As a man thinketh in his heart

Under the Net

(This review appeared in the ReadReverb newsletter, Nov 27, 2005, and on the ReadReverb website)

Can a debut novel be any more self-consciously intellectual? Murdoch burst onto the literary scene with Under The Net over fifty years ago, a book whose primary inspiration was philosophy, both as a taught subject and as a wellspring for ethical exploration, discussion and action. Is it possible to fashion an enjoyable novel out of the (at first sight) heavy, unyielding materials of existentialism and Platonic realism? Murdoch answers this question with a resounding yes, in the form of a cross between an Ealing comedy, a Chesterton mystery and a Wodehouse farce which far surpasses the sum of its genre parts.

The protagonist, Jake Donaghue, is a not-quite-failed hack, translator and author, who meanders rather than hurtles from one pecuniary crisis to the next. Turfed out of Magda's apartment with his foil, Finn, he plans to move in chez philosophy lecturer Dave, but instead finds himself embroiled in a bizarre mixture of plot and counterplot, all revolving around his old flame Anna, onetime mentor (and innate philosopher) Hugo Belfounder, and Jake's translation of a work by a little-known French writer. Just when the plot seems as complicated as it can get---when he's stolen the canine filmstar Mister Mars and prompted Hugo to blow a hole in the side of his own film studio to escape from a Communist meeting raided by the police---a telegram arrives from Paris, and the reader must begin to be confused all over again.

Given the premise implies dense, unreadable wordiness, it's a surprise to find this book refreshing, exciting, humorous and even, occasionally, thrilling. Interestingly, although Donaghue often ponders a little too deeply---almost onanistically, especially during a particularly affected scene which actually turns out to be the early stage of a drunken bender, and thus largely excuses itself in retrospect---into the great theories of existence, he almost invariably acts and makes decisions with surgical, instinctive precision.

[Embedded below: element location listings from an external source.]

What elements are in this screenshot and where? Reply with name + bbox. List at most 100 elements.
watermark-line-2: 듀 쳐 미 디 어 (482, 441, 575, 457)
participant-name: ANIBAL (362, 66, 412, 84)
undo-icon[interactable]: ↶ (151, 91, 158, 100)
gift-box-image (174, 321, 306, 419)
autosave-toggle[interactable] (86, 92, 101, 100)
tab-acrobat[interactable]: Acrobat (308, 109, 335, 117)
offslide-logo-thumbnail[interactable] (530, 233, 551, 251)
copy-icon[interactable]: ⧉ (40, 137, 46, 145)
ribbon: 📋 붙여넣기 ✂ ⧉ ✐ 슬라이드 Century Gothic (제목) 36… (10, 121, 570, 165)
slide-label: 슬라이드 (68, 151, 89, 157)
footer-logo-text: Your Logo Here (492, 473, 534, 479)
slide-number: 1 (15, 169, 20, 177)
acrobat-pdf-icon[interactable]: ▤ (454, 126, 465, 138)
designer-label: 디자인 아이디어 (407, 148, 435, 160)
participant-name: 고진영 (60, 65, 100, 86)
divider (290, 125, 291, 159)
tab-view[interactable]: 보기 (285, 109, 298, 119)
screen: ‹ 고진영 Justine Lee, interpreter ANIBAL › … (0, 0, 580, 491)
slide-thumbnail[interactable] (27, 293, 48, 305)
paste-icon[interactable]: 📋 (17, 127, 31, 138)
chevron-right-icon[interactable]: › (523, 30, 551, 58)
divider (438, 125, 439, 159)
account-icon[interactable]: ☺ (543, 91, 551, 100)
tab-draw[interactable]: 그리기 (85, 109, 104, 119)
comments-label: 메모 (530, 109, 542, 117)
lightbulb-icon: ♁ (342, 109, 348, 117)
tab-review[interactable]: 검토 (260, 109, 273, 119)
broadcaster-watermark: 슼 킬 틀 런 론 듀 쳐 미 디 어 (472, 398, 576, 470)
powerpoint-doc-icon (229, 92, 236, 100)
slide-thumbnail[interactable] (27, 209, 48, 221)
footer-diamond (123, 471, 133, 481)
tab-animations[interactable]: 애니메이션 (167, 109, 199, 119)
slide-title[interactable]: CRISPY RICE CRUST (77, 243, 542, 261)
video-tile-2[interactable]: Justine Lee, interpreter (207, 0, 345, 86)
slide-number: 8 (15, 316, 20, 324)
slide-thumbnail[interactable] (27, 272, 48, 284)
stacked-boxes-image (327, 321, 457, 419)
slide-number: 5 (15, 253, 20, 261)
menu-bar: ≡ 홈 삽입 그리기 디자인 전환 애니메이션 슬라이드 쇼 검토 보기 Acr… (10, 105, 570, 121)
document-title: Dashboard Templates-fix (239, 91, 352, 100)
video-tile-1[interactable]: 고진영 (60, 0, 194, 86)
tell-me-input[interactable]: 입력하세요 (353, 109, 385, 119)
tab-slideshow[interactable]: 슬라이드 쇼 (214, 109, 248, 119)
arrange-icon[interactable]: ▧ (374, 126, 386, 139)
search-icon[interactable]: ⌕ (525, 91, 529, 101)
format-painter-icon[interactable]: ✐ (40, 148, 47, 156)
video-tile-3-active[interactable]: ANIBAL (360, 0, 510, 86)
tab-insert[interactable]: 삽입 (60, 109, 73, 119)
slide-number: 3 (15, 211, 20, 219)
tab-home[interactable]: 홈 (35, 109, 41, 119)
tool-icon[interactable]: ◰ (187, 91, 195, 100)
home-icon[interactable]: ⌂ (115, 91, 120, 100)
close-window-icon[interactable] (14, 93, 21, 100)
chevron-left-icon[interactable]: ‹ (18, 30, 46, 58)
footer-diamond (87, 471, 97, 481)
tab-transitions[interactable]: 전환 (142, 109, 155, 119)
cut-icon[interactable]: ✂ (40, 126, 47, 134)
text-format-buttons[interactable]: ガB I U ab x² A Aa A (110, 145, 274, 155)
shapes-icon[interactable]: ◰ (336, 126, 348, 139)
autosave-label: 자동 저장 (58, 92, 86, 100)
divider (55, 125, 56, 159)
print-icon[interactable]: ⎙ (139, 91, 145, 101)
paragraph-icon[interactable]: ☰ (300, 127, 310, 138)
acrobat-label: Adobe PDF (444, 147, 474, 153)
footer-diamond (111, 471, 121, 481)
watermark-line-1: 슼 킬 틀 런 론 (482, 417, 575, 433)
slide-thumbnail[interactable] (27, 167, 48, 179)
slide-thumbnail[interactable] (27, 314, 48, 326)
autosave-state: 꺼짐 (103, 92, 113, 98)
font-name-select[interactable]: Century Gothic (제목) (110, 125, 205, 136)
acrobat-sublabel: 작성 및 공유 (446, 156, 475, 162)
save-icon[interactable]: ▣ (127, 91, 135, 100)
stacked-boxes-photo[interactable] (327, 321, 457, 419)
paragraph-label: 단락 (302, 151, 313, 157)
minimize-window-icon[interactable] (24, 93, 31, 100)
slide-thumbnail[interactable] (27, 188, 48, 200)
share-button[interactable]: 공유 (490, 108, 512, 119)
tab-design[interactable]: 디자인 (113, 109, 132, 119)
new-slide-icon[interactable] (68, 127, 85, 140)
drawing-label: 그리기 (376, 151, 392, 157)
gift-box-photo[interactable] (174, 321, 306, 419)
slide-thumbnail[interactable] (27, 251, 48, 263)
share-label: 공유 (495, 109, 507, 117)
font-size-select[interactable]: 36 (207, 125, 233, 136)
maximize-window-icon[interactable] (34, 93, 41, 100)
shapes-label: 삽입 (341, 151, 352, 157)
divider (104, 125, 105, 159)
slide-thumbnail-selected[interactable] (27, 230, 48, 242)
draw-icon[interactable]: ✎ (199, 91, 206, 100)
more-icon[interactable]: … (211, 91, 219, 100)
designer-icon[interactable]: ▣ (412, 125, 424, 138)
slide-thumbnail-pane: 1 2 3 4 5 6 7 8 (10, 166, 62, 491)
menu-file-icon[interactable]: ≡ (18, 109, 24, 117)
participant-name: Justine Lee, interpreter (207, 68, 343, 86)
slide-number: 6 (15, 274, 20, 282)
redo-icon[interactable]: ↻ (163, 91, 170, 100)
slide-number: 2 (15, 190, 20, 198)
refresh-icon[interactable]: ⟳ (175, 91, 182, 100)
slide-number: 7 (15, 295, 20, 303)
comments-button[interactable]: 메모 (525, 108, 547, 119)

Indeed, much of Donaghue's internal monologues are presented with tongue in cheek at his natural chatterati leanings, while the book itself only ever wakes up in the presence of his Sartrean actions. With this shift of emphasis, Under the Net demonstrates the importance of moral constancy, during such emotional crises as might have unseated our rational appreciation of what it is to be good. That it manages to achieve such a high-minded goal while being a bright, robust, powerful read shows that a pill of any bitterness can in principle be sweetened, depending on the talents of the one who dispenses it.